Master MySQL Slow Query Optimization: Proven Methods & Pitfall Guide
This comprehensive guide walks you through a systematic methodology for diagnosing and fixing MySQL slow queries, covering proper log configuration, EXPLAIN analysis, index design, query rewriting, table restructuring, and practical caching techniques, while highlighting common misconceptions and real‑world case studies.
Introduction
"Again this query! Optimized three times, still slow?" The author, a DBA, shares a three‑year journey of systematic slow‑query optimization that reduced P99 query time from 2 seconds to 200 ms and cut slow‑query count by 90%.
Technical Background: What Is a Slow Query?
MySQL’s default slow‑query threshold is 10 seconds, which is unsuitable for production. Reasonable thresholds depend on query type:
Reasonable slow‑query definition:
Primary‑key lookup: acceptable <10 ms, slow >50 ms.
Regular range query: acceptable <100 ms, slow >500 ms.
Aggregate query: acceptable <1 s, slow >5 s.
Report query: acceptable <10 s, slow >60 s.
Batch operation: acceptable <30 s, slow >300 s.
Root Causes of Slow Queries
Doing too much useless work – scanning massive unnecessary data.
Long wait times – lock wait, I/O wait, network wait.
All slow‑query optimization ultimately solves these two problems.
Common Misconceptions
Misconception 1: Every slow query needs an index. Truth: Blindly adding indexes can worsen performance and increase storage and write overhead.

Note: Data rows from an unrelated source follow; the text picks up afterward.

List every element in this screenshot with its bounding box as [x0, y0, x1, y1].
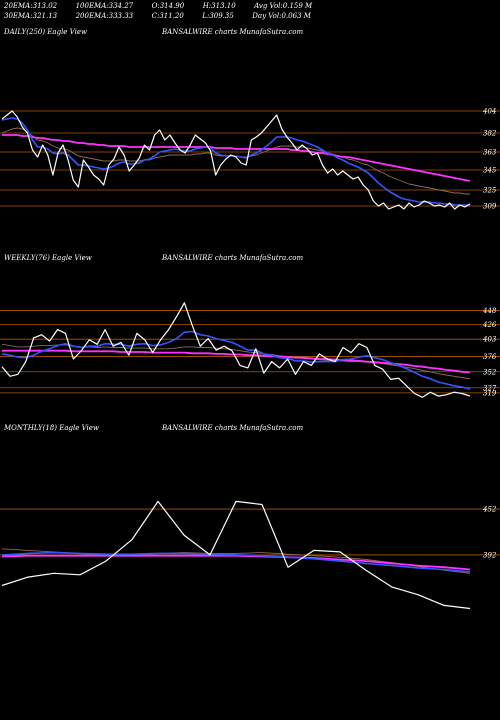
ema30-label: 30EMA: — [4, 12, 33, 20]
avg-vol-value: 0.159 M — [282, 2, 313, 10]
ema100-value: 334.27 — [108, 2, 134, 10]
daily-level-label-404: 404 — [482, 108, 496, 116]
weekly-level-label-448: 448 — [482, 307, 497, 315]
ema20-label: 20EMA: — [4, 2, 33, 10]
weekly-site-title: BANSALWIRE charts MunafaSutra.com — [162, 254, 304, 262]
ema200-value: 333.33 — [108, 12, 134, 20]
weekly-title: WEEKLY(76) Eagle View — [4, 254, 92, 262]
high-value: 313.10 — [211, 2, 236, 10]
weekly-ema-fast-line — [1, 330, 471, 390]
ema100-label: 100EMA: — [75, 2, 109, 10]
monthly-site-title: BANSALWIRE charts MunafaSutra.com — [162, 424, 304, 432]
monthly-title: MONTHLY(18) Eagle View — [4, 424, 99, 432]
ema20-value: 313.02 — [32, 2, 58, 10]
daily-level-label-363: 363 — [483, 149, 497, 157]
daily-price-line — [1, 110, 471, 210]
header-row-1: 20EMA:313.02 100EMA:334.27 O:314.90 H:31… — [4, 2, 312, 10]
weekly-level-label-403: 403 — [482, 336, 497, 344]
avg-vol-label: Avg Vol: — [254, 2, 283, 10]
weekly-price-line — [1, 302, 471, 398]
daily-ema-long-line — [2, 134, 471, 182]
weekly-level-label-327: 327 — [483, 384, 497, 392]
daily-site-title: BANSALWIRE charts MunafaSutra.com — [162, 28, 304, 36]
ema30-value: 321.13 — [32, 12, 58, 20]
monthly-price-line — [1, 500, 471, 610]
header-row-2: 30EMA:321.13 200EMA:333.33 C:311.20 L:30… — [4, 12, 311, 20]
day-vol-value: 0.063 M — [281, 12, 311, 20]
daily-chart: 404 382 363 345 325 309 — [0, 108, 500, 211]
monthly-ema-long-line — [1, 554, 471, 571]
weekly-level-label-376: 376 — [483, 353, 497, 361]
monthly-level-label-392: 392 — [483, 551, 497, 559]
weekly-level-label-352: 352 — [483, 368, 497, 376]
monthly-level-label-452: 452 — [482, 506, 497, 514]
daily-level-label-309: 309 — [483, 203, 497, 211]
high-label: H: — [202, 2, 212, 10]
open-value: 314.90 — [159, 2, 185, 10]
daily-level-label-325: 325 — [483, 187, 497, 195]
close-label: C: — [151, 12, 160, 20]
weekly-level-label-319: 319 — [483, 389, 497, 397]
low-label: L: — [202, 12, 210, 20]
ema200-label: 200EMA: — [75, 12, 109, 20]
weekly-level-label-426: 426 — [482, 321, 497, 329]
daily-level-label-382: 382 — [483, 130, 497, 138]
open-label: O: — [151, 2, 160, 10]
daily-ema-fast-line — [1, 117, 470, 206]
close-value: 311.20 — [159, 12, 184, 20]
daily-title: DAILY(250) Eagle View — [4, 28, 87, 36]
low-value: 309.35 — [209, 12, 234, 20]
daily-level-label-345: 345 — [483, 167, 497, 175]
day-vol-label: Day Vol: — [252, 12, 282, 20]
monthly-ema-fast-line — [1, 551, 471, 573]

Misconception 2: More indexes are better. Truth: A table should have no more than five indexes (except special cases); excess indexes slow writes and increase optimizer cost.

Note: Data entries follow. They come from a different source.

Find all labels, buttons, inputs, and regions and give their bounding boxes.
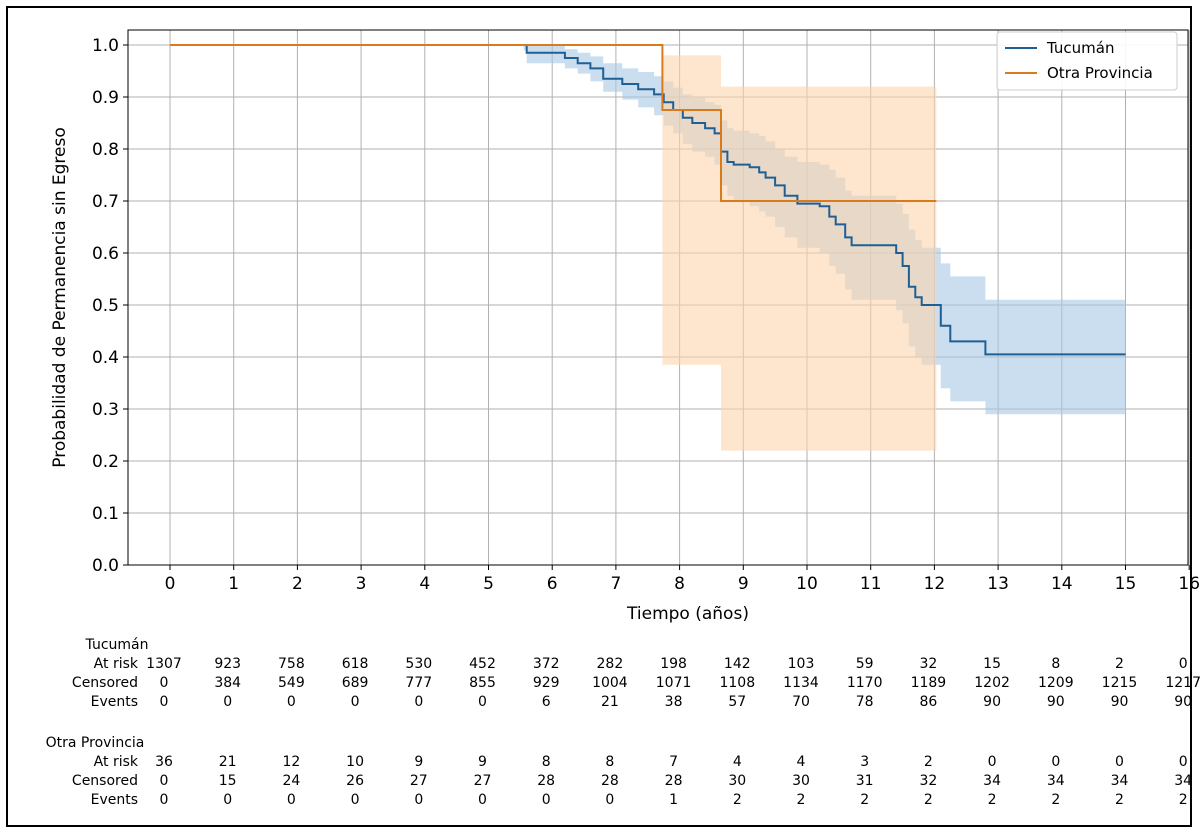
x-tick-label: 1 — [228, 574, 239, 594]
ci-band-otra-provincia — [170, 45, 937, 451]
y-tick-label: 0.1 — [92, 504, 119, 524]
x-tick-label: 12 — [924, 574, 946, 594]
x-tick-label: 5 — [483, 574, 494, 594]
survival-chart: 0 1 2 3 4 5 6 7 8 9 10 11 12 13 14 15 16 0.00.10.20.30.4… — [50, 29, 1200, 624]
y-tick-label: 0.0 — [92, 556, 119, 576]
y-ticks: 0.0 0.1 0.2 0.3 0.4 0.5 0.6 0.7 0.8 0.9 1.0 — [92, 36, 128, 576]
legend-label-otra-provincia: Otra Provincia — [1047, 64, 1153, 82]
confidence-bands — [170, 45, 1126, 451]
survival-curves — [170, 44, 1126, 356]
x-tick-label: 8 — [674, 574, 685, 594]
x-tick-label: 15 — [1115, 574, 1137, 594]
x-axis-label: Tiempo (años) — [626, 604, 749, 624]
ci-band-tucuman — [170, 45, 1126, 415]
y-tick-label: 0.7 — [92, 192, 119, 212]
y-tick-label: 0.6 — [92, 244, 119, 264]
y-tick-label: 0.8 — [92, 140, 119, 160]
y-tick-label: 0.2 — [92, 452, 119, 472]
x-tick-label: 11 — [860, 574, 882, 594]
x-tick-label: 13 — [987, 574, 1009, 594]
x-tick-label: 0 — [165, 574, 176, 594]
y-tick-label: 0.3 — [92, 400, 119, 420]
legend-label-tucuman: Tucumán — [1046, 39, 1114, 57]
legend-box — [996, 31, 1178, 91]
x-tick-label: 7 — [610, 574, 621, 594]
x-tick-label: 9 — [738, 574, 749, 594]
y-tick-label: 1.0 — [92, 36, 119, 56]
x-tick-label: 4 — [419, 574, 430, 594]
x-tick-label: 2 — [292, 574, 303, 594]
y-tick-label: 0.9 — [92, 88, 119, 108]
x-tick-label: 10 — [796, 574, 818, 594]
y-axis-label: Probabilidad de Permanencia sin Egreso — [50, 127, 70, 468]
y-tick-label: 0.5 — [92, 296, 119, 316]
legend: Tucumán Otra Provincia — [996, 31, 1178, 91]
survival-line-otra-provincia — [170, 44, 937, 202]
x-tick-label: 6 — [547, 574, 558, 594]
figure-frame — [6, 6, 1192, 827]
x-ticks: 0 1 2 3 4 5 6 7 8 9 10 11 12 13 14 15 16 — [165, 565, 1200, 594]
x-tick-label: 3 — [356, 574, 367, 594]
survival-line-tucuman — [170, 44, 1126, 356]
y-tick-label: 0.4 — [92, 348, 119, 368]
x-tick-label: 16 — [1178, 574, 1200, 594]
plot-area — [127, 29, 1189, 566]
x-tick-label: 14 — [1051, 574, 1073, 594]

Misconception 3: EXPLAIN type=ALL always means slow. Truth: For tiny tables, a full table scan can be faster than using an index.
Misconception 4: Optimization only looks at SQL, not business logic. Truth: Changing business requirements (e.g., adding pagination) often yields the biggest gains.
Case Study: System Background
System architecture
Database: MySQL 8.0.32, master‑slave.
Server: 16 CPU 64 GB RAM, SSD.
Data volume: 20 million rows in core tables, total 500 GB.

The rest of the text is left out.